Recently, my husband and I stopped in briefly at a local coffee shop during our daily walk. As I waited for my coffee outside, a pigeon flew into the window of the shop. Now, the window looked as if it was transparent without any visible barriers so I can understand how the bird became disorientated. The poor thing hit the glass pane with a thud and landed on the ground. The bird was still alive, thankfully.
What happened next was a little heartbreaking…
It was a gloriously sunny day which meant many people were out and about getting their exercise. Some people stopped at the coffee shop and waited for their coffee, too, while chatting away. As the bird flew into the window and fell to the ground, people who were standing around stopped and gasped. They then watched the bird shuffle its way to a safe part of the ground away from towering people and heavy feet. Then, people resumed their conversation or grabbed their coffees and left.
The first rule is to help, but how?
When I studied psychology at university, I remember lectures about social psychology and helping behaviour. One theory – the social exchange theory – suggests that people will help in an emergency as much as they can with as little loss to themselves. People will weigh up factors such as danger, time and the amount of helpers nearby. As a result, people will stand by as a bystander and will help if they feel there are not enough people pitching in. People will often assess whether the emergency is – in their view – an emergency at all.
When it comes to humans helping humans, people will assume responsibility to help if they have the time, resources and a sense of responsibility. When it comes to humans helping non-humans, it seems these factors become rather murky. I noticed this once the bird at my local coffee shop flew into the window pane. The only people who rushed in to help were my husband and I.

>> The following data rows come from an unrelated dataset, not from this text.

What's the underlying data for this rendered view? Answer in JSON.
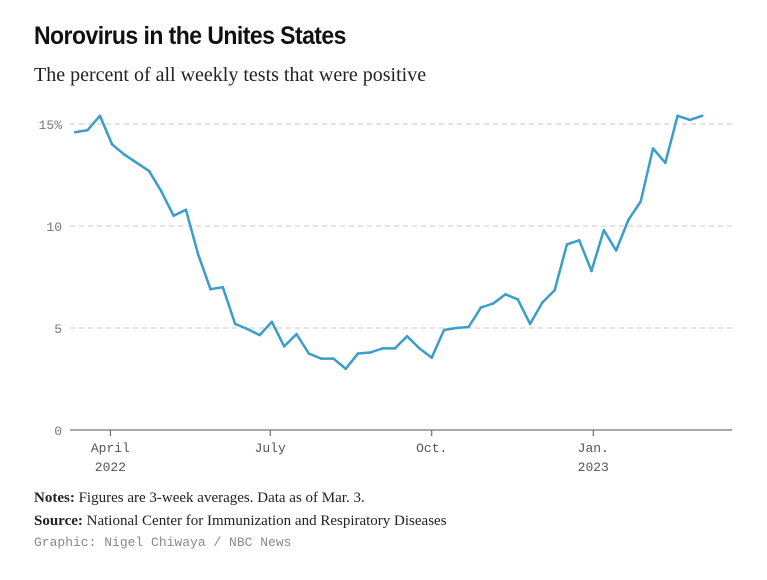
{
  "header": {
    "title": "Norovirus in the Unites States",
    "subtitle": "The percent of all weekly tests that were positive"
  },
  "footer": {
    "notes_label": "Notes:",
    "notes_text": "Figures are 3-week averages. Data as of Mar. 3.",
    "source_label": "Source:",
    "source_text": "National Center for Immunization and Respiratory Diseases",
    "credit": "Graphic: Nigel Chiwaya / NBC News"
  },
  "colors": {
    "line": "#3a9dcb",
    "grid": "#c8c8c8",
    "axis": "#555555",
    "tick_text": "#777777"
  },
  "chart_data": {
    "type": "line",
    "title": "Norovirus in the Unites States",
    "subtitle": "The percent of all weekly tests that were positive",
    "xlabel": "",
    "ylabel": "",
    "ylim": [
      0,
      15
    ],
    "xlim": [
      "2022-03-09",
      "2023-03-21"
    ],
    "grid": true,
    "y_ticks": [
      {
        "value": 0,
        "label": "0"
      },
      {
        "value": 5,
        "label": "5"
      },
      {
        "value": 10,
        "label": "10"
      },
      {
        "value": 15,
        "label": "15%"
      }
    ],
    "x_ticks": [
      {
        "value": "2022-04-01",
        "label": "April",
        "sublabel": "2022"
      },
      {
        "value": "2022-07-01",
        "label": "July",
        "sublabel": ""
      },
      {
        "value": "2022-10-01",
        "label": "Oct.",
        "sublabel": ""
      },
      {
        "value": "2023-01-01",
        "label": "Jan.",
        "sublabel": "2023"
      }
    ],
    "series": [
      {
        "color": "#3a9dcb",
        "x": [
          "2022-03-12",
          "2022-03-19",
          "2022-03-26",
          "2022-04-02",
          "2022-04-09",
          "2022-04-16",
          "2022-04-23",
          "2022-04-30",
          "2022-05-07",
          "2022-05-14",
          "2022-05-21",
          "2022-05-28",
          "2022-06-04",
          "2022-06-11",
          "2022-06-18",
          "2022-06-25",
          "2022-07-02",
          "2022-07-09",
          "2022-07-16",
          "2022-07-23",
          "2022-07-30",
          "2022-08-06",
          "2022-08-13",
          "2022-08-20",
          "2022-08-27",
          "2022-09-03",
          "2022-09-10",
          "2022-09-17",
          "2022-09-24",
          "2022-10-01",
          "2022-10-08",
          "2022-10-15",
          "2022-10-22",
          "2022-10-29",
          "2022-11-05",
          "2022-11-12",
          "2022-11-19",
          "2022-11-26",
          "2022-12-03",
          "2022-12-10",
          "2022-12-17",
          "2022-12-24",
          "2022-12-31",
          "2023-01-07",
          "2023-01-14",
          "2023-01-21",
          "2023-01-28",
          "2023-02-04",
          "2023-02-11",
          "2023-02-18",
          "2023-02-25",
          "2023-03-04"
        ],
        "y": [
          14.6,
          14.7,
          15.4,
          14.0,
          13.5,
          13.1,
          12.7,
          11.7,
          10.5,
          10.8,
          8.6,
          6.9,
          7.0,
          5.2,
          4.95,
          4.65,
          5.3,
          4.1,
          4.7,
          3.75,
          3.5,
          3.5,
          3.0,
          3.75,
          3.8,
          4.0,
          4.0,
          4.6,
          4.0,
          3.55,
          4.9,
          5.0,
          5.05,
          6.0,
          6.2,
          6.65,
          6.4,
          5.2,
          6.25,
          6.85,
          9.1,
          9.3,
          7.8,
          9.8,
          8.8,
          10.3,
          11.2,
          13.8,
          13.1,
          15.4,
          15.2,
          15.4
        ]
      }
    ]
  }
}
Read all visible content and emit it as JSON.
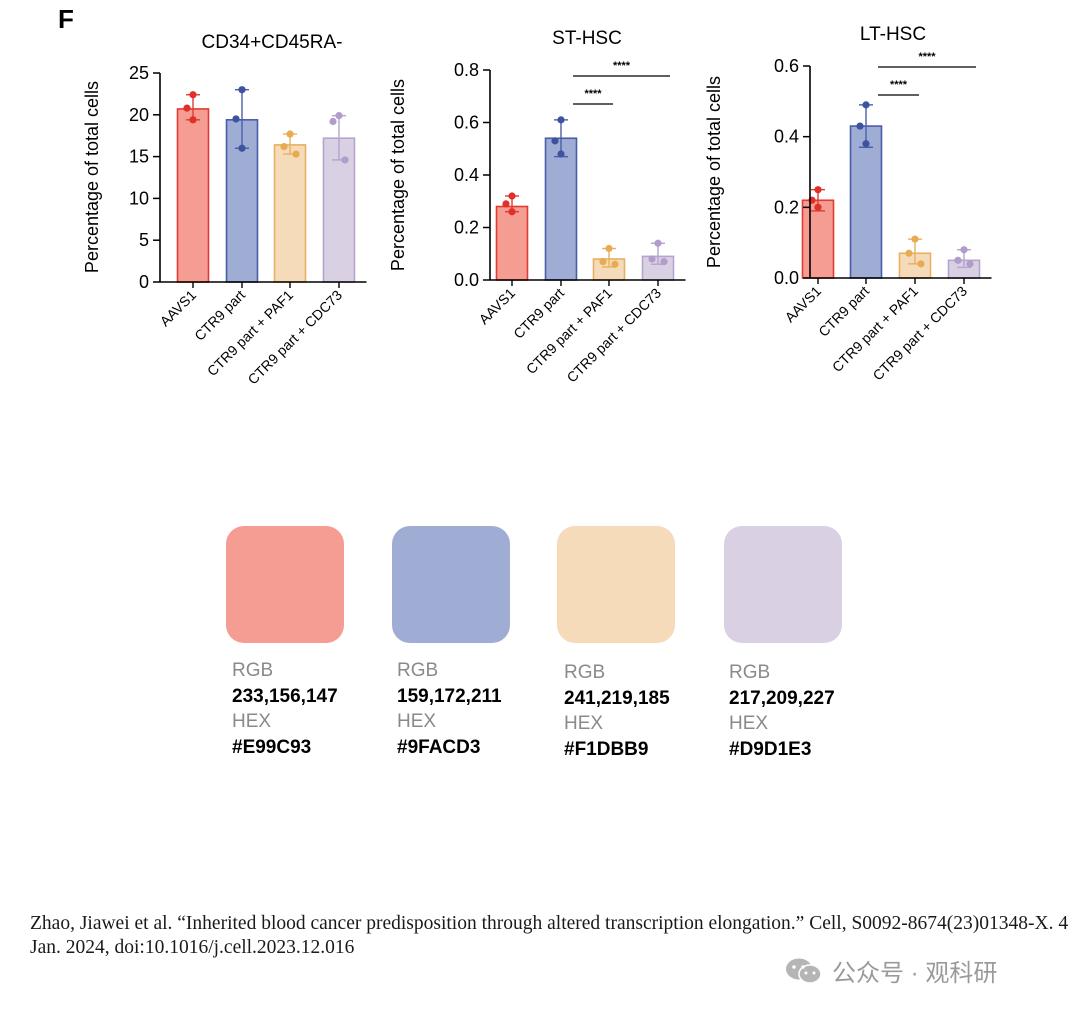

If a human is vegan, will they help an animal more? Or, does it depend on the type of animal?
Because we were out on a walk, my husband and I were short on supplies. We didn’t have a well-ventilated box, we didn’t have a blanket or pillow and we certainly didn’t have any experience in bird rescue. However, the bird was conscious and moving gingerly around which suggested to us that the bird was alive but clearly injured in some way. Therefore, common sense prevailed here.
My husband scooped the bird up carefully and held it to his chest. I sensed that the bird found some comfort here; we were there to help and not threaten. Some people watched us as we sprang into action so I guess they resumed the role of the bystander. Though, I wondered whether more people would’ve rushed in to help if a small dog suddenly became injured. Does familiarity play a part here? Do people value different animals’ lives in a hierarchy? Or, are some humans just scared of animals?
What was the next logical step to take?
My husband and I really didn’t know what to do, but we did know a local vet was about a 10-minute walk away. I rang the vet and asked if they could take a native bird in for assessment. They said they could (phew!) and they would alert a local bird rescue for extensive rehabilitation if needed. So, we packed up our things and chose a route that would be the least noisy and stressful for the bird.
We reached the veterinary clinic and handed the bird over in their care. We gave them a description of where the bird was injured so that it could be released back into the wild in the same area if and when needed. Then, we were back on our way home with as sense of relief that the bird was in safe hands.
A couple of days later…
When we dropped the bird off at the veterinary clinic, I asked the vet nurse if I could call them in a couple of days to see how the bird faired. She said she was happy for me to.
So, a couple of days later, I called. The vet who was on duty remembered the bird and the incident but her response was not what I had hoped for. “The bird was euthanised,” she explained. Apparently, there was nothing that could be done because of the injuries the bird sustained. The vet told me that my husband and I did the right thing by bringing the bird to them. I couldn’t help but start to cry.
The lesson from all of this…
I truly believed my husband and I did the right thing and, as a result, I assumed there was going to be a happy ending. Whether there is a happy ending or not, you still should d do your best and help someone in need. Plus, it shouldn’t matter whether that someone is a human or non-human animal of any kind. When you travel the vegan road, your kindness unlocks the ability to help out if and when possible in order for the best outcome to occur.
The best outcome may not be the one you hope for, but the outcome could be much worse. In the case of the injured bird, its life could’ve fallen into the hands of a predator and the bird would’ve suffered a cruel and painful death rather than the peaceful death it was afforded given the circumstances.